Back in the hut and once again on his knees Ikey listened to the RE with one ear, only half wanting to know. He began at the remaining two corners, leaning on the cloth and drawing it back and forth. From the corner of one eye he watched Allan flicking through the Contract Document as he spoke.
Silence.
‘The two cofferdams are ready now,’ Allan said to the phone. ‘The tunnellers arrive the day after tomorrow. Yes, traffic plans have gone past Roads and Police.’
Silence.
‘No full time General Foreman for the present. Any sign of Harry coming back from Newtonmore?’
However Vernon Street replied Allan paled at it. ‘The cables?’ he asked. ‘They’re going to support them. That’s all they’ve said. They’re leaving it to the tunnellers. There’s no more detail.’
Silence.
‘To a fine art, Vernon. Yes, as we say.’
Silence.
‘Okay, I’ll find out.’
Ikey finished washing the floor as Allan hung up. He took the bucket of dirty water to the door and looked at the RE. Allan looked past him blankly, stunned.
‘Couldn’t speak while you were on the phone, sir. Mr Williamson says he has the line pegs re-est … re-estab …’
‘Re-established.’
‘On the line of the pipe, sir. On the hill, sir. Can you check it, sir.’
‘Check it?’
‘At least take a look, sir.’
Allan looked through the eyes of a frightened child and nodded slowly.
‘Anything from Brora, sir? I’m going there now.’
The Resident Engineer did not reply. Lost within himself, he looked like one who would rather be anywhere but here, who wished that the time was any time but now. Slowly his head descended into his hands.

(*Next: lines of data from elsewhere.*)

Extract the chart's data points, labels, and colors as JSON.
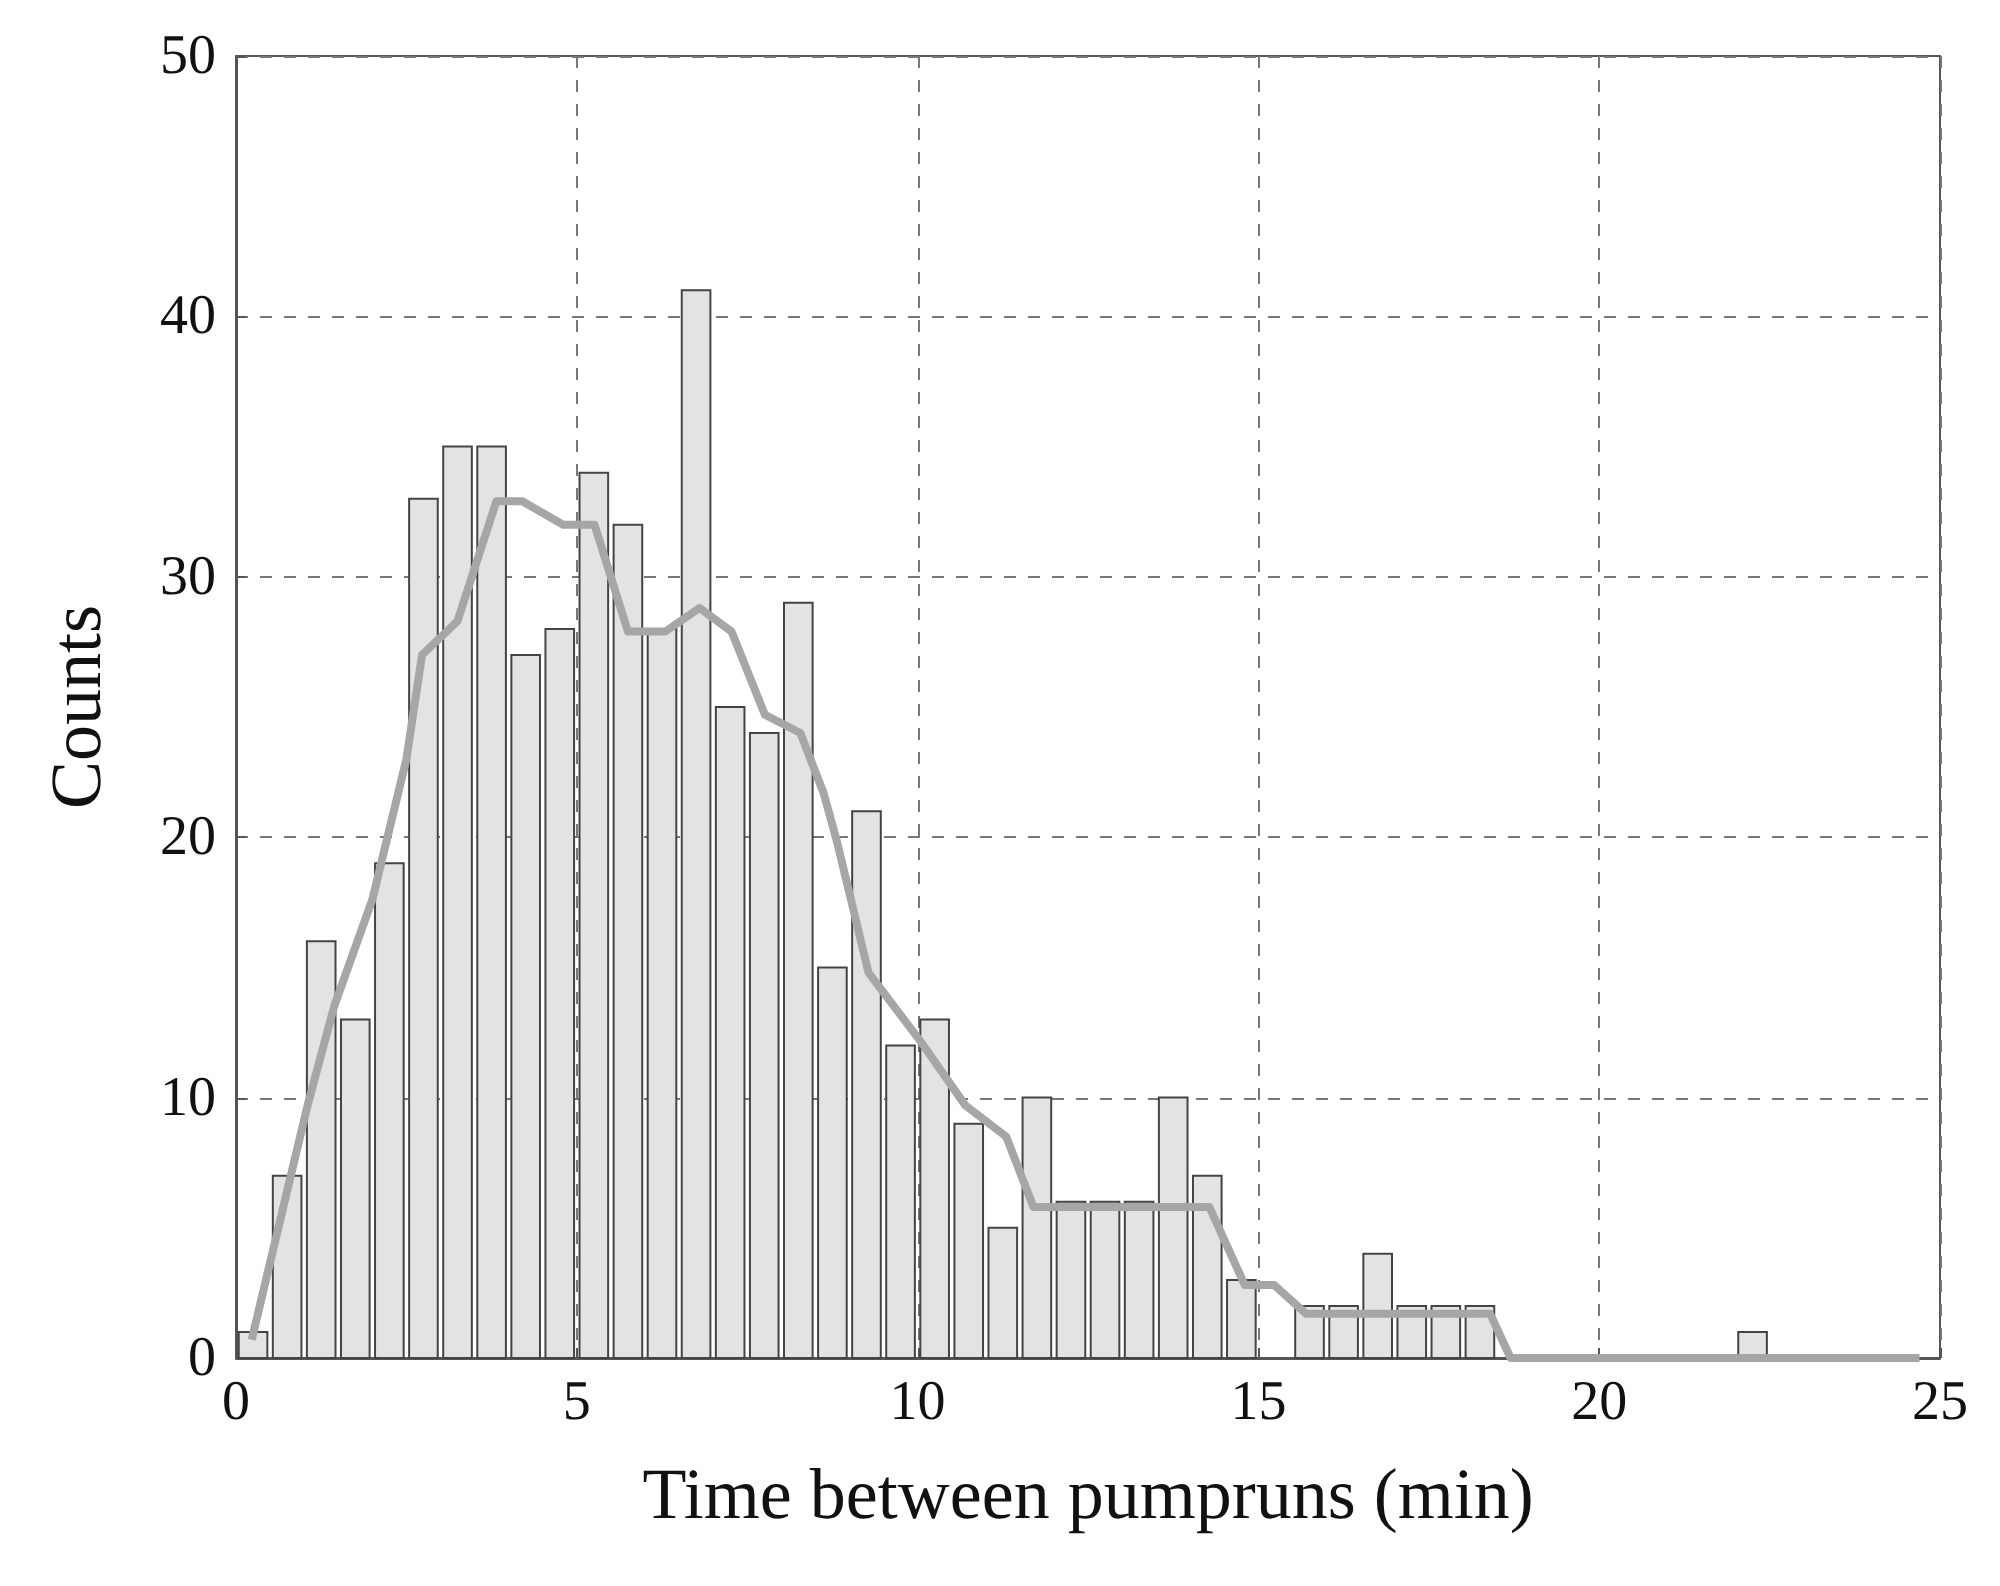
{
  "chart_data": {
    "type": "histogram",
    "xlabel": "Time between pumpruns (min)",
    "ylabel": "Counts",
    "xlim": [
      0,
      25
    ],
    "xticks": [
      0,
      5,
      10,
      15,
      20,
      25
    ],
    "ylim": [
      0,
      50
    ],
    "yticks": [
      0,
      10,
      20,
      30,
      40,
      50
    ],
    "grid": true,
    "marker": "none",
    "series": [
      {
        "color": "#e3e3e3",
        "bins": [
          0,
          0.5,
          1,
          1.5,
          2,
          2.5,
          3,
          3.5,
          4,
          4.5,
          5,
          5.5,
          6,
          6.5,
          7,
          7.5,
          8,
          8.5,
          9,
          9.5,
          10,
          10.5,
          11,
          11.5,
          12,
          12.5,
          13,
          13.5,
          14,
          14.5,
          15,
          15.5,
          16,
          16.5,
          17,
          17.5,
          18,
          18.5,
          19,
          19.5,
          20,
          20.5,
          21,
          21.5,
          22,
          22.5,
          23,
          23.5,
          24,
          24.5,
          25
        ],
        "values": [
          1,
          7,
          16,
          13,
          19,
          33,
          35,
          35,
          27,
          28,
          34,
          32,
          28,
          41,
          25,
          24,
          29,
          15,
          21,
          12,
          13,
          9,
          5,
          10,
          6,
          6,
          6,
          10,
          7,
          3,
          0,
          2,
          2,
          4,
          2,
          2,
          2,
          0,
          0,
          0,
          0,
          0,
          0,
          0,
          1,
          0,
          0,
          0,
          0,
          0
        ]
      },
      {
        "type": "line",
        "color": "#a6a6a6",
        "x": [
          0.23,
          1.05,
          1.44,
          2.0,
          2.5,
          2.73,
          3.25,
          3.82,
          4.2,
          4.8,
          5.26,
          5.75,
          6.3,
          6.8,
          7.27,
          7.76,
          8.28,
          8.62,
          8.82,
          9.28,
          10.06,
          10.7,
          11.3,
          11.7,
          14.28,
          14.8,
          15.23,
          15.7,
          18.4,
          18.7,
          24.7
        ],
        "values": [
          0.7,
          9.7,
          13.5,
          17.6,
          23,
          27,
          28.3,
          32.9,
          32.9,
          32,
          32,
          27.9,
          27.9,
          28.8,
          27.9,
          24.7,
          24,
          21.7,
          19.8,
          14.8,
          12.1,
          9.7,
          8.5,
          5.8,
          5.8,
          2.8,
          2.8,
          1.7,
          1.7,
          0,
          0
        ]
      }
    ]
  }
}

Trots was still topside when Ikey came out. He took the bucket from him and cast its contents down the river bank.
‘Get them to give to give you a mop,’ he said. ‘You shouldn’t be on your knees for any man.’
‘Wasn’t, Mr Trots, except to scrub the floor.’
On the drive south he reflected on how things could be worse. He could move around in his head better than most, if not so well in his body. Like Raskolnikov in Saint Petersburg, like Mr Crawford in his contract and John Kelly in hospital, or for that matter like Trots in his beliefs, he could be a slave to the decisions of others and his own nature and trapped.